Essas riquezas consistem, principalmente, em sete canais espirituais que esperam todos a ordenação sacramental, para retomarem a sua atividade e para se tornarem novamente os órgãos da fonte suprema, da qual devem transportar as águas fertilizantes a todas as regiões assoladas pela esterilidade. Esses canais espirituais tem contra si a mais perfeita correspondência, e ainda que cada uma delas tenha uma característica e uma propriedade diferente, um não pode agir sem o concurso dos outros, ou sem que suas relações com os outros não estejam determinadas. É assim que, pela manifestação que a verdade universal nos oferece na harmonia musical, nenhum som pode existir sem que suas relações sejam imediatamente estabelecidas com todos os outros sons.

Esse é o instrumento divino que a fonte superior confiou ao Novo Homem, ou melhor, quis recuperar nele para colocá-lo em condições de celebrar de novo, através de cantos regulares, a glória do seu autor, do seu mestre e do seu Pai.

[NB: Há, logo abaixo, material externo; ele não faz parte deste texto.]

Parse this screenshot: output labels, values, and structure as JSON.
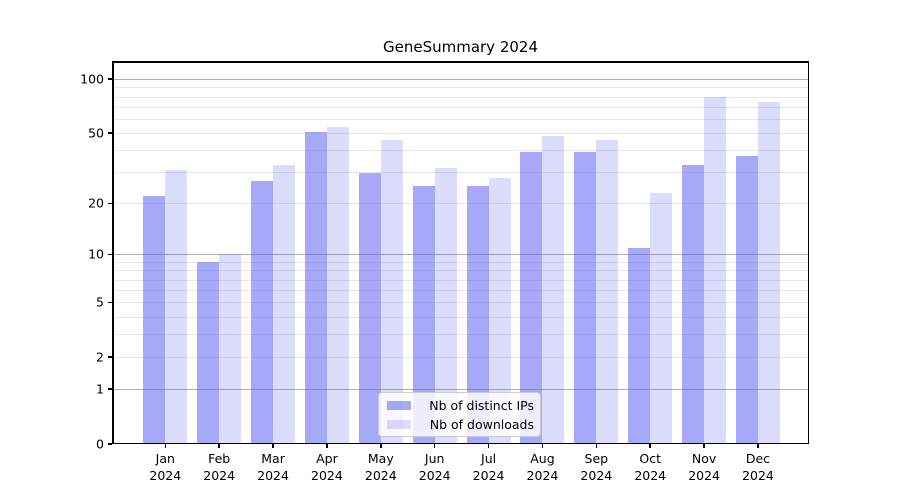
{
  "title": "GeneSummary 2024",
  "legend": {
    "items": [
      {
        "label": "Nb of distinct IPs",
        "color": "rgba(97,97,242,0.55)"
      },
      {
        "label": "Nb of downloads",
        "color": "rgba(97,97,242,0.22)"
      }
    ]
  },
  "colors": {
    "bar_dark_solid": "#a8a8f8",
    "bar_light_solid": "#dcdcf8",
    "grid_major": "#b0b0b0",
    "grid_minor": "#e8e8e8",
    "spine": "#000000",
    "legend_border": "#cccccc"
  },
  "chart_data": {
    "type": "bar",
    "title": "GeneSummary 2024",
    "categories": [
      "Jan 2024",
      "Feb 2024",
      "Mar 2024",
      "Apr 2024",
      "May 2024",
      "Jun 2024",
      "Jul 2024",
      "Aug 2024",
      "Sep 2024",
      "Oct 2024",
      "Nov 2024",
      "Dec 2024"
    ],
    "series": [
      {
        "name": "Nb of distinct IPs",
        "values": [
          22,
          9,
          27,
          51,
          30,
          25,
          25,
          39,
          39,
          11,
          33,
          37
        ]
      },
      {
        "name": "Nb of downloads",
        "values": [
          31,
          10,
          33,
          54,
          46,
          32,
          28,
          48,
          46,
          23,
          80,
          75
        ]
      }
    ],
    "xlabel": "",
    "ylabel": "",
    "yscale": "log1p",
    "ylim": [
      0,
      126
    ],
    "yticks": [
      100,
      50,
      20,
      10,
      5,
      2,
      1,
      0
    ],
    "grid_minor_values": [
      2,
      3,
      4,
      5,
      6,
      7,
      8,
      9,
      20,
      30,
      40,
      50,
      60,
      70,
      80,
      90
    ],
    "grid_major_values": [
      1,
      10,
      100
    ],
    "grid": "horizontal",
    "legend_position": "lower center"
  }
}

Obra que o homem não pode completar a não ser com o auxílio desse instrumento espiritual, e ligado em todas as suas harmonias, porque como é a unidade que ele deve celebrar, não poderia fazê-lo com exatidão, se não tivesse na mão o representativo dessa unidade.
Obra que jamais teria sido interrompida, se o homem tivesse seguido os planos do seu destino original, mas que, a despeito da interrupção que ela suportou pelo poder cruel que o obstruiu em nós esses preciosos canais, está sempre pronta a reviver e a desenvolver todas as maravilhas das quais é suscetível, desde que o homem se proponha sinceramente a reunir as condições, pelos seus esforços constantes e a sua íntima humildade, de receber o batismo, invisível do seu guia, o único que o pode conduzir às portas da região da vida.